The Hong Kong-Shanghai Connect has finally started.
This is a very, very significant step in the reform process that China has started, and as outlined in 2013 during the Third Plenum (please see our China Compass of both March and May 2014), this is an important puzzle piece in the whole financial reform and liberalization process: a PRC stock exchange has opened up to the world.
Non PRC investors (not only Hong Kong residents but all overseas investors) are now able to directly buy shares listed on the Shanghai stock exchange, (“northbound”), and qualified PRC investors (individual investors with a minimum of RMB 500k in their accounts, in other words the better off) are able to invest in HK listed stocks (“southbound”), (including of course the international firms that have used HK as a listing exchange, who will now benefit from a huge potential new investor base).
There are exceptions in both directions, such as shares not traded in RMB in Shanghai (so called “B” shares) or not traded in HKD in Hong Kong, or Hong Kong shares with a dual listing in another Chinese city than Shanghai.
Also the Hong Kong Shanghai Connect does not work for IPO’s; international investors can continue to participate in HK IPO’s, but not in Shanghai as yet.

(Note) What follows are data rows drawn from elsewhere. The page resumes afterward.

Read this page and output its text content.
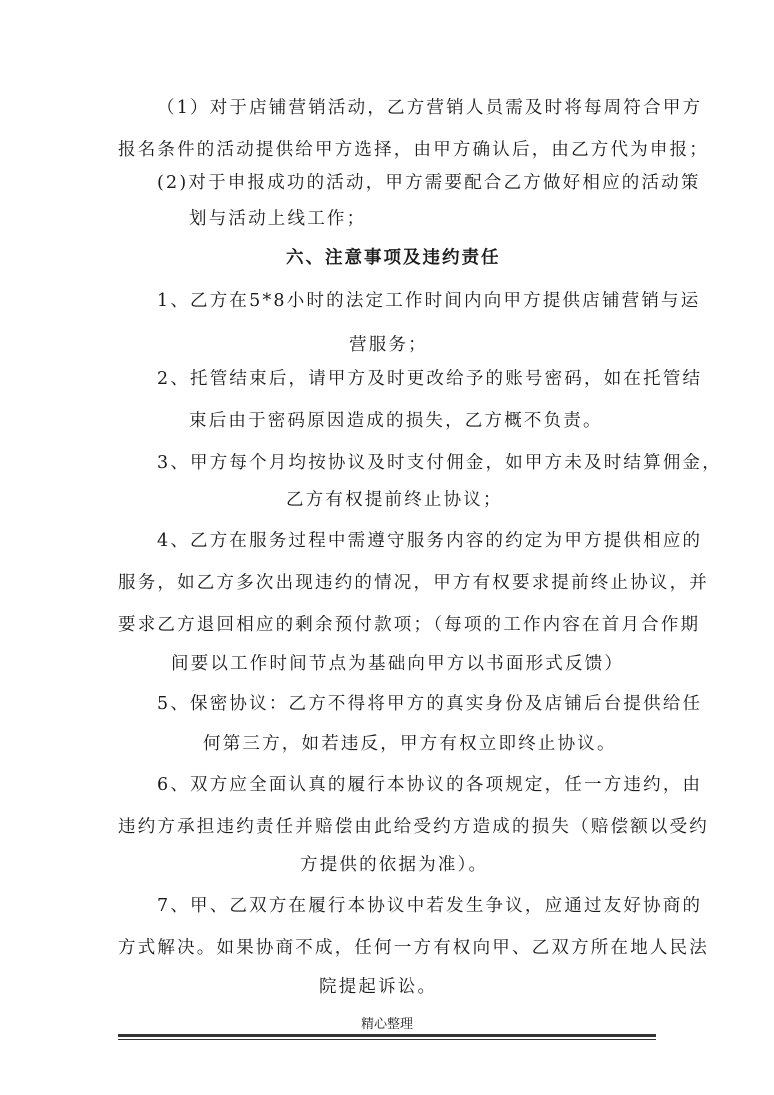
（1）对于店铺营销活动，乙方营销人员需及时将每周符合甲方
报名条件的活动提供给甲方选择，由甲方确认后，由乙方代为申报；
(2)对于申报成功的活动，甲方需要配合乙方做好相应的活动策
划与活动上线工作；
六、注意事项及违约责任
1、乙方在5*8小时的法定工作时间内向甲方提供店铺营销与运
营服务；
2、托管结束后，请甲方及时更改给予的账号密码，如在托管结
束后由于密码原因造成的损失，乙方概不负责。
3、甲方每个月均按协议及时支付佣金，如甲方未及时结算佣金，
乙方有权提前终止协议；
4、乙方在服务过程中需遵守服务内容的约定为甲方提供相应的
服务，如乙方多次出现违约的情况，甲方有权要求提前终止协议，并
要求乙方退回相应的剩余预付款项；（每项的工作内容在首月合作期
间要以工作时间节点为基础向甲方以书面形式反馈）
5、保密协议：乙方不得将甲方的真实身份及店铺后台提供给任
何第三方，如若违反，甲方有权立即终止协议。
6、双方应全面认真的履行本协议的各项规定，任一方违约，由
违约方承担违约责任并赔偿由此给受约方造成的损失（赔偿额以受约
方提供的依据为准）。
7、甲、乙双方在履行本协议中若发生争议，应通过友好协商的
方式解决。如果协商不成，任何一方有权向甲、乙双方所在地人民法
院提起诉讼。
精心整理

Similarly the Chinese investors in Hong Kong IPO’s cannot use the Connect for this purpose. This is bound to change over time.
Nevertheless the two exchanges become so closely intertwined, that this is clearly the first step of a long process through which ultimately One China Exchange will be created. Already there is talk of a future addition of Shenzhen to this couple, creating a really powerful threesome.
Already the new “virtual” HK-Shanghai combination becomes the 2nd largest stock exchange globally by capitalisation, and 3rd largest by turnover.
Focusing first on the northbound traffic into Shanghai:
Suddenly 985 Chinese companies (855 that did not have a dual listing with HK), become accessible to the global investment community. This will increase the global investment focus on the top companies in this group, which will slowly but surely have a positive impact on transparency. The global investor focus on China will increase, and evolve from just macroeconomics to specific company analysis. (Knowledge of Putonghua and a real understanding of China will be a plus!)
There is also a deeper agenda; many SOE’s have listed subsidiaries in Shanghai. International investors will over time force the SOE’s to act increasingly like the private sector, which fits perfectly with the Governments agenda to stimulate SOE reform.
Remember that the new mantra is that “market forces will play a decisive role in the allocation of all resources”, which includes capital, and includes SOE’s. Similarly the Government is looking for private investment in the public SOE’s, in order to assist them to reform. The Connect is a backdoor into some SOE’s.
With regard to the southbound traffic:
Chinese investors have had limited opportunities to (legally) invest their funds; hence the real estate prices, the success of Yu E Bao (Alibaba’s savings account), and the wealth management products linked to shadow banking.
We believe the demand for diversification is very strong, (driven also by a very high savings quotient) and therefore the chance to invest in Hong Kong stocks that are not also listed in China, or even sectors that are not available through the Chinese exchanges, will be taken up with huge eagerness.
Other issues that will logically materialise:
The purpose of Chinese companies having dual listings SH-HK mostly falls away. This is bound to have a longer term negative impact for Hong Kong, as Hong Kong was also the PRC company’s window to the west. The Shanghai listed PRC companies will over time likely opt to focus on Shanghai, and delist their HK shares, as currency exchange regulations also liberalise.
On the other hand however, Hong Kong does become more important as a listing exchange for international companies seeking exposure to Chinese investors.
All in all exciting times. The Connect is but another step forward on the reform path, albeit a huge leap for Chinese financial reform.